The poor prognosis associated with compartments 3a and 3c emphasizes the need for precise imaging, tailored treatment strategies, and continued research into advanced imaging techniques. The integration of MRI fusion with MDCT in radiation therapy planning represents a significant advancement in optimizing treatment outcomes for patients with high-risk ITF involvement.
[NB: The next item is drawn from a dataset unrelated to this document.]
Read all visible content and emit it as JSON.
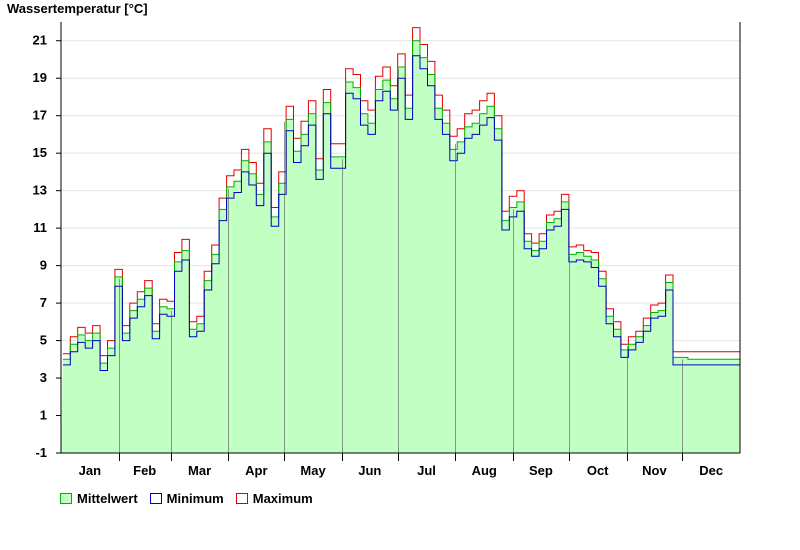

Future studies should focus on refining imaging protocols and developing novel therapeutic approaches to improve prognosis in these challenging cases.

5. Conclusions

Baseline imaging plays a crucial role in patient selection, guiding personalized treatment strategies, and predicting clinical outcomes. We recommend incorporating the high retroantral fat compartment into the low ITF compartment within the AJCC staging system, as both regions exhibit similar clinical behavior. Among the high ITF sub-compartments, 3a and 3c are associated with the poorest prognosis and response to chemotherapy, while compartment 3b demonstrates relatively better outcomes, although still inferior to compartment 2. This compartmentalization of the ITF correlates with response to neoadjuvant chemotherapy (NACT), underscoring its value in treatment planning. Such bioselection based on imaging findings is essential for optimizing therapeutic approaches and improving patient outcomes.